Ibu dua anak ini tidak bisa bergerak banyak. Ia memiliki rekam sesak napas. Duduk di sofa reot milik tetangganya, ia hanya menatap warga yang berseliweran. ”Rumahku sudah hilang, barang-barang habis,” gumamnya.
Siang itu, warga ramai berkumpul. Beramai-ramai, mereka membantu mengangkat barang, mengeluarkan peralatan, juga menyingkirkan lumpur. Sisa lumpur berserakan di jalan, halaman, hingga bagian dalam rumah.
Sungai Konaweha, berjarak 50 meter dari tempat Pode duduk, terlihat masih mengalir cukup deras. Air berwarna kecokelatan membawa sejumlah material dari sepanjang aliran. Ranting pohon, ilalang di sepanjang sempadan terlihat memiliki arah yang sama, yaitu mengarah ke hilir, tanda air yang naik mengalir deras.
Pode menuturkan, saat banjir bandang terjadi, ia berada di dalam rumah, Sabtu (20/1/2024) sekitar pukul 16.00 Wita. Hujan terjadi sejak siang hingga sore hari. Meski begitu, ia tidak begitu khawatir karena air yang naik ke tepian telah sering terjadi.

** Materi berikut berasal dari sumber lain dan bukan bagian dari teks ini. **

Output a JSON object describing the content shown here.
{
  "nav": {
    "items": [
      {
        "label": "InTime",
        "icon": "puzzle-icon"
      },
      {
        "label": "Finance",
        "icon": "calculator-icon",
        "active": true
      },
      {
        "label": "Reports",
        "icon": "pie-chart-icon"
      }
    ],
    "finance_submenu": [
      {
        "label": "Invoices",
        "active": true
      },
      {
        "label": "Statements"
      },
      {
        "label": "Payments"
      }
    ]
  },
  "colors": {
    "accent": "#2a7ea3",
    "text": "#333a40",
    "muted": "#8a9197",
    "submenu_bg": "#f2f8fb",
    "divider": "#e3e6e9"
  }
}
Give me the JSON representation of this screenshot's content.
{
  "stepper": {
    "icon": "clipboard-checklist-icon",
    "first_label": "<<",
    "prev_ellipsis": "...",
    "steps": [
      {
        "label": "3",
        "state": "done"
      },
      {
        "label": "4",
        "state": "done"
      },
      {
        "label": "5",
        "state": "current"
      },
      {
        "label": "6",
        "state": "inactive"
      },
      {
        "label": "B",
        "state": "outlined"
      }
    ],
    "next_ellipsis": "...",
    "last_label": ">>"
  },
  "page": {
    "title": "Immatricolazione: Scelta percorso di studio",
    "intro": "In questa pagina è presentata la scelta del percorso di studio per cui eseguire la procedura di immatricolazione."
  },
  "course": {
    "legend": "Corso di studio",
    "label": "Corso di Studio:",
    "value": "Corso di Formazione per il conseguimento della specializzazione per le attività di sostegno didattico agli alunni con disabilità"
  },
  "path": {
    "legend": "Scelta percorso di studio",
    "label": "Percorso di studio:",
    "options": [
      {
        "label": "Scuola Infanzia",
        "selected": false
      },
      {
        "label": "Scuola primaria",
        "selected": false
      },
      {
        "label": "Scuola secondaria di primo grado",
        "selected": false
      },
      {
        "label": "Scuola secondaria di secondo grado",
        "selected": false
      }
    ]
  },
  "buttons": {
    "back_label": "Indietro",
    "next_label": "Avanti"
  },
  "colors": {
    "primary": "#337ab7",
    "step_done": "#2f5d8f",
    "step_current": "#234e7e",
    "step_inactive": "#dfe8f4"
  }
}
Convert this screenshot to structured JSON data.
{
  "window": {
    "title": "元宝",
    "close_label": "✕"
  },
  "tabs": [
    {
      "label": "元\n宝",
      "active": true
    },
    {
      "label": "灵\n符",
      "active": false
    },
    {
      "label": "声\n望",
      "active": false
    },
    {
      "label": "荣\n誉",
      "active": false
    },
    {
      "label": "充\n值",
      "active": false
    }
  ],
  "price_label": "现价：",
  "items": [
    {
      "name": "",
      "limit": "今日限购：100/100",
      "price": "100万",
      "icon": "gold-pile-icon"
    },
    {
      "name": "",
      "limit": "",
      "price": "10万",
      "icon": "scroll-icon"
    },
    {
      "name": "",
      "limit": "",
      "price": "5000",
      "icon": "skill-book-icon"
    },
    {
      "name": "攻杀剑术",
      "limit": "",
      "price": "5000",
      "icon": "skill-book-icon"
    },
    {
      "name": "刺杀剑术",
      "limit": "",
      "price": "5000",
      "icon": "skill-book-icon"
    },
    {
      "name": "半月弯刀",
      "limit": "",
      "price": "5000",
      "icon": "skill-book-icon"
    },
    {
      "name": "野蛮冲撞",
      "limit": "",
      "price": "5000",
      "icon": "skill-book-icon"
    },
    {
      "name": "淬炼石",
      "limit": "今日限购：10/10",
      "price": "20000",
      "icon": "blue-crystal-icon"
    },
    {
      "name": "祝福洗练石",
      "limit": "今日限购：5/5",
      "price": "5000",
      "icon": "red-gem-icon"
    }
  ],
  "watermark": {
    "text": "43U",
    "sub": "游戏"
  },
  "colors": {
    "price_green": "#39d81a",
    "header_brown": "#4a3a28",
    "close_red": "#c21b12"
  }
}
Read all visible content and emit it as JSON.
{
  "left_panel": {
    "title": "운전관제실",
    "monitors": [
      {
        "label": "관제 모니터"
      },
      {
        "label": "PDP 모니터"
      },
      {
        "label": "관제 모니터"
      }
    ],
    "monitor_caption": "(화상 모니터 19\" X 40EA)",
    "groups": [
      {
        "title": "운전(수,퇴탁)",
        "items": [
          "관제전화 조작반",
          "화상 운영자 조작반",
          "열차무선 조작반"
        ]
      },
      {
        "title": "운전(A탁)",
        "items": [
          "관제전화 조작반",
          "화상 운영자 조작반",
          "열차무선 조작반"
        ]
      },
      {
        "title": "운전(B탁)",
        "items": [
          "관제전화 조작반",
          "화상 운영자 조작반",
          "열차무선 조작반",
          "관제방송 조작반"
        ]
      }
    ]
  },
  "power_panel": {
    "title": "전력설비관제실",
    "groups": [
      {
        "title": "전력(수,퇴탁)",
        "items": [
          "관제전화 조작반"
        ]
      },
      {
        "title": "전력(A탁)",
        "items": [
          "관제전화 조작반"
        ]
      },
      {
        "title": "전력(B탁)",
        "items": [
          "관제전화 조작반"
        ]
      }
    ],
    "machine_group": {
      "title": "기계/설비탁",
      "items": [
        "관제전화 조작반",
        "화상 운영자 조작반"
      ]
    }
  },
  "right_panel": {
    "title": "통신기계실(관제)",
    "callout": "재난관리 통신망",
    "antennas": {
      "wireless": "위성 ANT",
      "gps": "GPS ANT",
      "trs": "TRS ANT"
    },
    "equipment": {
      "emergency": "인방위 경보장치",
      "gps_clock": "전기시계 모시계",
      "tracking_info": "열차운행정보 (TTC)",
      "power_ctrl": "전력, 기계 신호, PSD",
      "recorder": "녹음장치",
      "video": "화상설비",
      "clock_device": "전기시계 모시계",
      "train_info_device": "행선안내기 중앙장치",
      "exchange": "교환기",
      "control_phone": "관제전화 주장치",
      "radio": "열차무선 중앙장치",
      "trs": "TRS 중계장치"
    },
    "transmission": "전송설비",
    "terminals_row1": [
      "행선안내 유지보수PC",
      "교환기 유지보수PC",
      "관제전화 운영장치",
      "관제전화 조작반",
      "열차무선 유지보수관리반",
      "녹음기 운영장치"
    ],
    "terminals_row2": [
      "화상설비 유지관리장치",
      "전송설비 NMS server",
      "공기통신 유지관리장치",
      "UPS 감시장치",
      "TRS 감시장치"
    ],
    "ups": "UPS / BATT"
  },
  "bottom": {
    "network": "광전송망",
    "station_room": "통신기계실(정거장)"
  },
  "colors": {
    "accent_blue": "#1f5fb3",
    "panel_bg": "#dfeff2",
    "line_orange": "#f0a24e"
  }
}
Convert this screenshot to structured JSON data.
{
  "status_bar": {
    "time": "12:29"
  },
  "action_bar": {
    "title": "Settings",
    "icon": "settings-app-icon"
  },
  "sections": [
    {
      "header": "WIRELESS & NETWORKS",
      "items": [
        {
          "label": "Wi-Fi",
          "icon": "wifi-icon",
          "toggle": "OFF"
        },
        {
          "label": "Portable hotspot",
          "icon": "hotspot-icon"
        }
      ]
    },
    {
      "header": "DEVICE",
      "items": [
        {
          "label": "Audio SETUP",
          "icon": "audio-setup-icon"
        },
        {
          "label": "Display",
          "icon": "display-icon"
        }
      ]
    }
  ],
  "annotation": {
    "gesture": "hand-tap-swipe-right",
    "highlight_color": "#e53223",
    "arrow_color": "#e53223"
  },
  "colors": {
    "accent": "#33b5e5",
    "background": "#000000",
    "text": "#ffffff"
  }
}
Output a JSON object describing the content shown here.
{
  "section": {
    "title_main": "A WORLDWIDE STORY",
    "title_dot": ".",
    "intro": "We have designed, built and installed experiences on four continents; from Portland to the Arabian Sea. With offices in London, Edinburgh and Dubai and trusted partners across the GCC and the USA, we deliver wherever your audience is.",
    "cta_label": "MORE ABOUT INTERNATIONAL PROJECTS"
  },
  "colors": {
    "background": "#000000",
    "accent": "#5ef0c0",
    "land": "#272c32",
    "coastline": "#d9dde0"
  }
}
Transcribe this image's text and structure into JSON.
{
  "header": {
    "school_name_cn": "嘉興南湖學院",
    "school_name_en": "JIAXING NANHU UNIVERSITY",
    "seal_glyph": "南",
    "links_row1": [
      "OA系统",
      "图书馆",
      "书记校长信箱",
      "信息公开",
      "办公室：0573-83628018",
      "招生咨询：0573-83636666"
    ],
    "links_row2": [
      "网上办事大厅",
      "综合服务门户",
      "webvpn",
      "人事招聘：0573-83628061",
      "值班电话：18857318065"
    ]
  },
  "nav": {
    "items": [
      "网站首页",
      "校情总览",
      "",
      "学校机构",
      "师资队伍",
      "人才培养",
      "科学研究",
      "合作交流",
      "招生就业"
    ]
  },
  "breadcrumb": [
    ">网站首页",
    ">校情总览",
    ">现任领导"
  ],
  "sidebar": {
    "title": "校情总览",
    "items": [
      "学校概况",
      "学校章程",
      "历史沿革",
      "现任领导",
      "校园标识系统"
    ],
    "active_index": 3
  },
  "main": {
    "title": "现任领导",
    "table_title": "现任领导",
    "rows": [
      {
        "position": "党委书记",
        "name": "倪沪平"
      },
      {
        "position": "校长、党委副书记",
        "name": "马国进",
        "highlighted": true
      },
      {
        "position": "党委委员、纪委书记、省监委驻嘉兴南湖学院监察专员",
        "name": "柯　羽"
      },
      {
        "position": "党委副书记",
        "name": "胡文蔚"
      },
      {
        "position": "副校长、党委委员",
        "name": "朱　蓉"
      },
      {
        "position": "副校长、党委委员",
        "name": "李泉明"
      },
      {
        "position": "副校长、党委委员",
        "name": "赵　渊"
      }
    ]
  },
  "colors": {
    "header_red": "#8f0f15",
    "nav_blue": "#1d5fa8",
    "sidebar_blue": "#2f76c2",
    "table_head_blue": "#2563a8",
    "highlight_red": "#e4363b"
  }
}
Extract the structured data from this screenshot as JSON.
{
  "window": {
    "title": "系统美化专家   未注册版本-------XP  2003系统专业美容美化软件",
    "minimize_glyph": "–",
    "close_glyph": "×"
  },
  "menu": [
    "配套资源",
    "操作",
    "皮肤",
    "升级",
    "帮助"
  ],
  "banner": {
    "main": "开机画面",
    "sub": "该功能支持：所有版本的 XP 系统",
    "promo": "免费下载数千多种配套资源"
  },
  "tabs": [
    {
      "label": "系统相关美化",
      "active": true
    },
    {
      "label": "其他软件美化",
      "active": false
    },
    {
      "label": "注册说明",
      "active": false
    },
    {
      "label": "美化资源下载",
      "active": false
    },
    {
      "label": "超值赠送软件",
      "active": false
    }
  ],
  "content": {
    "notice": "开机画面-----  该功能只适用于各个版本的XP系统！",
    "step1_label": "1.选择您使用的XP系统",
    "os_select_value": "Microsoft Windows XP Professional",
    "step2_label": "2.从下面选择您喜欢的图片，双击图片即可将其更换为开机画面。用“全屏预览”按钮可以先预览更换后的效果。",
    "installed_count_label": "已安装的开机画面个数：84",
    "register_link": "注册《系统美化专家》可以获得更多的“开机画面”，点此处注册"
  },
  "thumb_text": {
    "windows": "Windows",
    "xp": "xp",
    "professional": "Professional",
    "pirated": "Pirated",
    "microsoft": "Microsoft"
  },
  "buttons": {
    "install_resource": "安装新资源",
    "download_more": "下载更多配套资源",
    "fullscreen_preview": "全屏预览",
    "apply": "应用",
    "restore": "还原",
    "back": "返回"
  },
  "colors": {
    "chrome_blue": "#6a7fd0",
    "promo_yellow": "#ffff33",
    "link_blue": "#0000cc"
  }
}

”Tapi, ini saya disuruh keluar sama anak, katanya air sudah tinggi. Saya lihat air sudah mau naik di dalam rumah, akhirnya tidak ada yang bisa saya bawa. Habis semua,” tuturnya.
Air lalu naik dengan cepat. Rumah panggung setinggi tiga meter itu dipenuhi air yang mengalir deras. Rumah saudaranya yang tepat bersisian tidak mampu menahan laju air. Rumah itu hanyut, lalu mendorong kediamannya.
”Rumah saya juga hanyut. Tidak ada yang kami bawa. Sudah ini banjir paling tinggi. Rumah kebun kami juga hanyut,” kata Pode.
Saya lihat air sudah mau naik di dalam rumah, akhirnya tidak ada yang bisa saya bawa. Habis semua.
Lapiha (62) berjalan gontai menatap lahan bekas kediamannya. Setelah bertemu sang istri, Pode, ia didatangi banyak tetangga. Ia baru bisa keluar dari kebun setelah hampir 24 jam tertahan banjir.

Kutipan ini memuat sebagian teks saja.